Milk samples (200 ml) collected from morning and afternoon milking’s were pooled and frozen for subsequent analysis at fortnightly intervals . Samples were thawed immediately before analysis, mixed thoroughly and analysed for total solids, protein, Fat and Lactose percentage by Lacto Scan Analyzer.
Nutritional requirements of experimental buffaloes were fulfilled by offering 13.5 Kg of dry matter content per animals which contain 35 Precent of green fodder 20-25 Kg green fodder (Berseem grass, oats grass), 40 precent of concentrates (Shandar Wanda + Sugar Beet Pulp) and 25 Precent of Wheat Straw . Animals were placed in individual pens equipped with cemented manger and fed ration twice daily. Before morning feeding, weighed amount of DCP were mixed in ration and then fed to the animals.
Data collected on different parameters were subjected to statistical analysis by using analysis of variance technique under completely randomized design. Means of different parameters were tested by using least significant difference.
The Result of DCP on milk composition of experimental buffaloes fed on 70, 100 and 120% are given in Table 1. Buffaloes higher milk protein was observed in 120% followed by 100% and 70% Ca and P supplemented groups but there was no difference among the groups . Higher milk fat was observed in buffaloes fed on 120% Ca and P, followed by buffaloes fed on 100% and 70% Ca and P. An increase in milk total solids was observed with increasing level of Ca and P supplementation. Buffaloes fed on 120% Ca and P level produced milk with maximum total solids and 70% fed group had minimum total solids. Buffaloes fed on 100% Ca and P had highest milk lactose content, followed by those fed on 70 and 120% Ca and P supplementation . Findings of the present study are in agreement with those of Begum I et al, 2010  who reported Significant increase in the Total solids and fat content of milk in higher DCP supplementation groups to those groups who were given low dose rates . In the present study, lactose content did not vary significantly throughout the lactation because the close relationship between lactose synthesis and the amount of water drawn into milk makes lactose a stable milk component .
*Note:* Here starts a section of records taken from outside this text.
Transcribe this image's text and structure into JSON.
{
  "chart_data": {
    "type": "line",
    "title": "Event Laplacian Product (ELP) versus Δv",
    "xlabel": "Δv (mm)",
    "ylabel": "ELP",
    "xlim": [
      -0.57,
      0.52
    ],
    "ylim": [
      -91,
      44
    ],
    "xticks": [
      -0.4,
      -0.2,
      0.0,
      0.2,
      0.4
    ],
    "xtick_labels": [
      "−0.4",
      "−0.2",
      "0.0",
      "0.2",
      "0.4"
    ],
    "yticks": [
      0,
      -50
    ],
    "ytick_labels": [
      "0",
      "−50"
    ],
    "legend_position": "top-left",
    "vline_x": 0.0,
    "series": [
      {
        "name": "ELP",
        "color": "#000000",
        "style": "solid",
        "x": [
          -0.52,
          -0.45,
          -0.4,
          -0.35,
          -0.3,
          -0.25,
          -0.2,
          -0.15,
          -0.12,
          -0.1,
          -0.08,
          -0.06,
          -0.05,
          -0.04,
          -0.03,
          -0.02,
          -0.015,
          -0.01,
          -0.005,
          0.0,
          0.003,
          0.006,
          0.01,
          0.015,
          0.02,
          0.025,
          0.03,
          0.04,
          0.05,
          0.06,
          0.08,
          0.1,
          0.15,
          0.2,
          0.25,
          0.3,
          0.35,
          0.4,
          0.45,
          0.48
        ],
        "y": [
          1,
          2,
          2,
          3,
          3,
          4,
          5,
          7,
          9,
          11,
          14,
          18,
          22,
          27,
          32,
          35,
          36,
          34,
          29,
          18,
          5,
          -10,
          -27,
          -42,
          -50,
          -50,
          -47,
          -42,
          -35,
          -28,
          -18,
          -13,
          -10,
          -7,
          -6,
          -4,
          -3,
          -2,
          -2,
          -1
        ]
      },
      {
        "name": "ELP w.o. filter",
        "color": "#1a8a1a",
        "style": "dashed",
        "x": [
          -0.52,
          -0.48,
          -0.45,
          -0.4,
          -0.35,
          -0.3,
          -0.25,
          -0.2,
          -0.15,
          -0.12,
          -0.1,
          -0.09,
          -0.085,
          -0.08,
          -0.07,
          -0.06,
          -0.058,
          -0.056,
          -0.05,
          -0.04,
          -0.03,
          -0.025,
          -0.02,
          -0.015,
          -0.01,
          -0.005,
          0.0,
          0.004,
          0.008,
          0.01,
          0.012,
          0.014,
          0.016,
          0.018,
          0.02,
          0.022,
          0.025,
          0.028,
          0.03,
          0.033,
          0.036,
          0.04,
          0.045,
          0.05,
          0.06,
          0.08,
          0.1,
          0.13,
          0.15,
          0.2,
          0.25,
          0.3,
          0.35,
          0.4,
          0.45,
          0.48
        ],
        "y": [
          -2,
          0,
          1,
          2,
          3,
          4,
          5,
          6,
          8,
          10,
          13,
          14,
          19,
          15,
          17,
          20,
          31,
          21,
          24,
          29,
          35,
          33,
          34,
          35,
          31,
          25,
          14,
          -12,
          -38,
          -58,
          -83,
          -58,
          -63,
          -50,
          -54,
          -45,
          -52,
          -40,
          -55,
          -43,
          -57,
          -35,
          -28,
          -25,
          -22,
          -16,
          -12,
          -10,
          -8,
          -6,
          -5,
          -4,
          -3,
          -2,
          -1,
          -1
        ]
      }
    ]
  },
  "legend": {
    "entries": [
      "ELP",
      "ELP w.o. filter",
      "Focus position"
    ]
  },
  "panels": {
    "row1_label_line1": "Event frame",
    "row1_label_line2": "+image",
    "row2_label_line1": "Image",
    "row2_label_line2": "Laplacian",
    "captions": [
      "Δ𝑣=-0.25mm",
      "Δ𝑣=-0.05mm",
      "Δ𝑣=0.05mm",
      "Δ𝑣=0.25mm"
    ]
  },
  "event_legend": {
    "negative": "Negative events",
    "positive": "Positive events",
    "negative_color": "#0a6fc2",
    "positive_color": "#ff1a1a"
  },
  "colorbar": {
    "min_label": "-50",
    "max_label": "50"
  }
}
|Parameters Milk Composition||70grams (Average) DCP Mix With Feed||100grams (Average) DCP Mix With Feed||120grams (Average) DCP Mix With Feed|
|Protein %age||4.17 ± 0.07||4.21 ± 0.07||4.37 ± 0.10|
|Lactose %age||4.52 ± 0.05||4.65 ± 0.07||4.56 ± 0.05|
|Fat %age||6.93 ± 0.07||6.94 ± 0.08||7.24 ± 0.11|
|Solid Not Fat %age||8.70 ± 0.05||8.86 ± 0.05||8.93 ± 0.07|
|Total Solid %age||15.63 ± 0.11||15.80 ± 0.11||16.17 ± 0.15|
Table 1: Effect of DCP supplementation on milk composition in lactating Nili Ravi buffaloes.
Results of the present study discovered that supplementation of 120% DCP in diets of lactating buffaloes increased total solids of milk, milk fat to the groups which were fed at the rate of 70% and 100% DCP supplemented groups. This indicates that minerals supplementation is important to reduce the economic losses due to minerals deficiencies and helpful in increasing the income of farmers due to milk composition was enhanced as well as production in lactating Nili-Ravi buffaloes.